To complete the square for the given equation, x^2 + y^2 - 6x - 2y + 4 = 0, we need to rearrange the terms.
1. Group the x-terms and y-terms together:
x^2 - 6x + y^2 - 2y + 4 = 0
2. Move the constant term (4) to the right side of the equation:
x^2 - 6x + y^2 - 2y = -4
3. To complete the square for the x-terms, we take half of the coefficient of x (-6) and square it: (-6/2)^2 = 9.
Add 9 to both sides of the equation:
x^2 - 6x + 9 + y^2 - 2y = -4 + 9
4. Similarly, for the y-terms, we take half of the coefficient of y (-2) and square it: (-2/2)^2 = 1.

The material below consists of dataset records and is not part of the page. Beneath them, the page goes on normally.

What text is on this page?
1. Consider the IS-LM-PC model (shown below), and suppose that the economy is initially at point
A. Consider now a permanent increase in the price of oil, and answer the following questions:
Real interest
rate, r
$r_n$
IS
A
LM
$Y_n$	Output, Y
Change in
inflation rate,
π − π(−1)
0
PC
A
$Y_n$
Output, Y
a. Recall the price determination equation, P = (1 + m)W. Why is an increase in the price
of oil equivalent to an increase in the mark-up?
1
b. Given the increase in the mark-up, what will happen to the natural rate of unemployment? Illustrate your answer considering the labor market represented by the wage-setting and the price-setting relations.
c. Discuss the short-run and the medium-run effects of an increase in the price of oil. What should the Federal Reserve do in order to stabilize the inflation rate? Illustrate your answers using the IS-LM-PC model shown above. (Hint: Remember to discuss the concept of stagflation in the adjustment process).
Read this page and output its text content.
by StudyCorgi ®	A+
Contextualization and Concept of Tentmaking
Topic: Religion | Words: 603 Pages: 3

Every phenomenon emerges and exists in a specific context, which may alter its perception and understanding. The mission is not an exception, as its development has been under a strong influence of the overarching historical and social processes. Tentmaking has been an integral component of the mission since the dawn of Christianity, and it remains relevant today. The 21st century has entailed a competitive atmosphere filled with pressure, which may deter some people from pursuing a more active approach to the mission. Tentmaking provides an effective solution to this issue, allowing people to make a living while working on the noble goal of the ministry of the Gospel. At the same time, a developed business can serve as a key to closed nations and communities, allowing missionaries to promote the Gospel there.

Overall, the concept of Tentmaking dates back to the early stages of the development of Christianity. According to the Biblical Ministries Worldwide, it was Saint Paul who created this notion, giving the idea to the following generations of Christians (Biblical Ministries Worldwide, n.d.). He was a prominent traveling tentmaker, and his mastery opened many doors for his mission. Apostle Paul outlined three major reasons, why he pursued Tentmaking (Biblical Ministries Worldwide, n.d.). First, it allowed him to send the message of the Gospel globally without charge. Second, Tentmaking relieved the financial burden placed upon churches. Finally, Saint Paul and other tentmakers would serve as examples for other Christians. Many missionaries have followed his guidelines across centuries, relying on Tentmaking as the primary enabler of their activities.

Add 1 to both sides of the equation:
x^2 - 6x + 9 + y^2 - 2y + 1 = -4 + 9 + 1
5. Simplify the equation:
(x^2 - 6x + 9) + (y^2 - 2y + 1) = 6
6. Factor the squared terms as perfect square trinomials:
(x - 3)^2 + (y - 1)^2 = 6
Now, we have the equation in standard form, (x - h)^2 + (y - k)^2 = r^2, where (h, k) represents the center of the circle and r is the radius.
From the equation, we can determine that the center of the circle is at the point (3, 1), since h = 3 and k = 1. The radius of the circle is the square root of the constant term on the right side of the equation, which is sqrt(6).